[Parker's technique] can be disconcerting at first. The opening vignette is of a surgical bandage, and the reader struggles to identify it. But the technique gains steam and gives this highly autobiographical work a welcome degree of detachment ... While Mr. Parker is unsparing in building up to the moment when Barnes is nearly killed, it is his portrayal of what follows that will absorb most readers. This is one of the most intimate and detailed accounts of a wounded soldier’s recovery ever committed to paper.
Parker’s narrative might jump from the chaos of an Afghan firefight to a Sainsbury’s car park and back again, but it never feels all that puzzling: his prose, economical but evocative and at times wincingly graphic, confidently shepherds you through the ruptured timeline. What might cause puzzlement, however, is his decision to rotate the first-person narrative voice not between characters, but between objects involved in Captain Barnes’s story ... Would the book be more successful if Parker had chosen a different narrative method? I think so. But considered apart from its executional difficulties, Parker’s decision to let the objects around Barnes do the talking makes a lot of sense. After all, Barnes is himself an object for much of the book.
Parker’s narrative strategy is as ambitious as it is bizarre: a chorus of 45 inanimate objects, ranging from a catheter in a hospital to a pair of shoes to a tourniquet, a bullet and even an IED, tell his story and help to universalize his trauma. The device is mostly powerful, allowing him to access scenes of extreme emotional intensity while avoiding sentimentality or self-pity ... Anatomy of a Soldier amounts to an unusually worthy addition to the growing body of veteran literature being produced by some of the men and women who have borne the brunt of the Coalition of the Willing’s forays into the Middle East.

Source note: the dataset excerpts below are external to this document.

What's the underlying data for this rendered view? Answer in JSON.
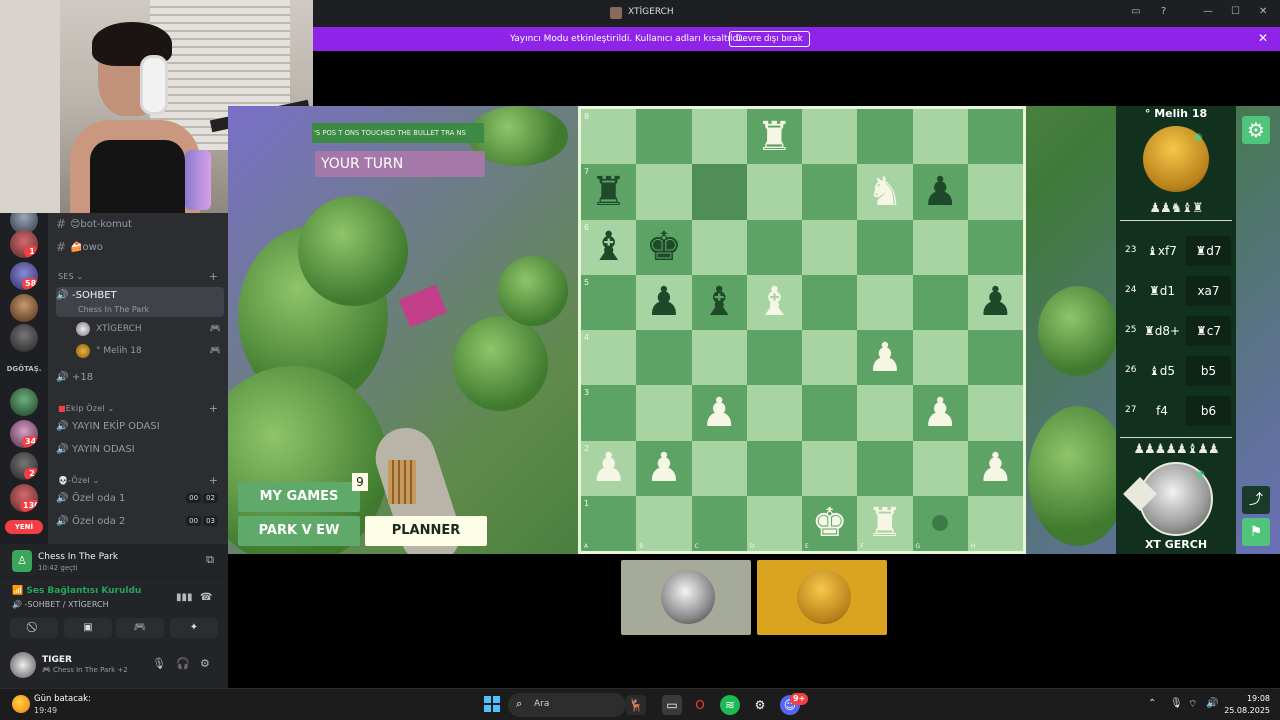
{
  "window": {
    "title": "XTİGERCH"
  },
  "streamer_bar": {
    "message": "Yayıncı Modu etkinleştirildi. Kullanıcı adları kısaltıldı.",
    "button": "Devre dışı bırak"
  },
  "rail": {
    "badges": [
      "1",
      "58",
      "34",
      "2",
      "130"
    ],
    "folder_label": "DGÖTAŞ.",
    "new_label": "YENİ"
  },
  "channels": {
    "text": [
      "😊bot-komut",
      "🍰owo"
    ],
    "voice_category": "SES",
    "active_channel": "-SOHBET",
    "active_activity": "Chess In The Park",
    "members": [
      "XTİGERCH",
      "° Melih 18"
    ],
    "overflow": "+18",
    "category2": "Ekip Özel",
    "ekip_channels": [
      "YAYIN EKİP ODASI",
      "YAYIN ODASI"
    ],
    "category3": "-Özel",
    "ozel_channels": [
      {
        "name": "Özel oda 1",
        "a": "00",
        "b": "02"
      },
      {
        "name": "Özel oda 2",
        "a": "00",
        "b": "03"
      }
    ]
  },
  "activity": {
    "title": "Chess In The Park",
    "subtitle": "10:42 geçti"
  },
  "voice": {
    "status": "Ses Bağlantısı Kuruldu",
    "location": "-SOHBET / XTİGERCH"
  },
  "user": {
    "name": "TIGER",
    "status": "Chess In The Park +2"
  },
  "game": {
    "notice": "'S POS T ONS TOUCHED THE BULLET TRA NS",
    "turn": "YOUR TURN",
    "my_games": "MY GAMES",
    "my_games_count": "9",
    "park_view": "PARK V EW",
    "planner": "PLANNER"
  },
  "board": {
    "files": [
      "A",
      "B",
      "C",
      "D",
      "E",
      "F",
      "G",
      "H"
    ],
    "ranks": [
      "8",
      "7",
      "6",
      "5",
      "4",
      "3",
      "2",
      "1"
    ],
    "pieces": [
      {
        "square": "d8",
        "glyph": "♜",
        "color": "white"
      },
      {
        "square": "a7",
        "glyph": "♜",
        "color": "black"
      },
      {
        "square": "f7",
        "glyph": "♞",
        "color": "white"
      },
      {
        "square": "g7",
        "glyph": "♟",
        "color": "black"
      },
      {
        "square": "a6",
        "glyph": "♝",
        "color": "black"
      },
      {
        "square": "b6",
        "glyph": "♚",
        "color": "black"
      },
      {
        "square": "b5",
        "glyph": "♟",
        "color": "black"
      },
      {
        "square": "c5",
        "glyph": "♝",
        "color": "black"
      },
      {
        "square": "d5",
        "glyph": "♝",
        "color": "white"
      },
      {
        "square": "h5",
        "glyph": "♟",
        "color": "black"
      },
      {
        "square": "f4",
        "glyph": "♟",
        "color": "white"
      },
      {
        "square": "c3",
        "glyph": "♟",
        "color": "white"
      },
      {
        "square": "g3",
        "glyph": "♟",
        "color": "white"
      },
      {
        "square": "a2",
        "glyph": "♟",
        "color": "white"
      },
      {
        "square": "b2",
        "glyph": "♟",
        "color": "white"
      },
      {
        "square": "h2",
        "glyph": "♟",
        "color": "white"
      },
      {
        "square": "e1",
        "glyph": "♚",
        "color": "white"
      },
      {
        "square": "f1",
        "glyph": "♜",
        "color": "white"
      }
    ],
    "highlight": "c7",
    "move_dot": "g1",
    "colors": {
      "light": "#a8d4a3",
      "dark": "#5da366",
      "frame": "#e8f5d8"
    }
  },
  "moves_panel": {
    "opponent": "° Melih 18",
    "captured_top": "♟♟♞♝♜",
    "captured_bottom": "♟♟♟♟♟♝♟♟",
    "player": "XT GERCH",
    "moves": [
      {
        "no": "23",
        "white": "♝xf7",
        "black": "♜d7"
      },
      {
        "no": "24",
        "white": "♜d1",
        "black": "xa7"
      },
      {
        "no": "25",
        "white": "♜d8+",
        "black": "♜c7"
      },
      {
        "no": "26",
        "white": "♝d5",
        "black": "b5"
      },
      {
        "no": "27",
        "white": "f4",
        "black": "b6"
      }
    ]
  },
  "taskbar": {
    "weather_title": "Gün batacak:",
    "weather_time": "19:49",
    "search": "Ara",
    "discord_badge": "9+",
    "time": "19:08",
    "date": "25.08.2025"
  }
}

Parker’s decision to tell his war story through various cogs in the military apparatus that touch Captain Tom Barnes, a.k.a. BA5799 O-POS, has both advantages and disadvantages. With its intentionally disorienting, shifting points of view and flashbacks to the war zone, his approach fractures experience and captures the sense of detachment in the often bewildering, alien culture of an unnamed Middle Eastern country. It also captures his hero’s loss of bearings ... But such detachment has its costs. Inanimate objects do not make for the most animated narrators. There’s a flatness to Parker’s stark prose that, while avoiding melodrama, fails to capture the tight bonds that develop between men thrown together by war. Dialogue is often painfully unconvincing ... But Parker’s narrative device, however gimmicky, does ratchet up the intrigue.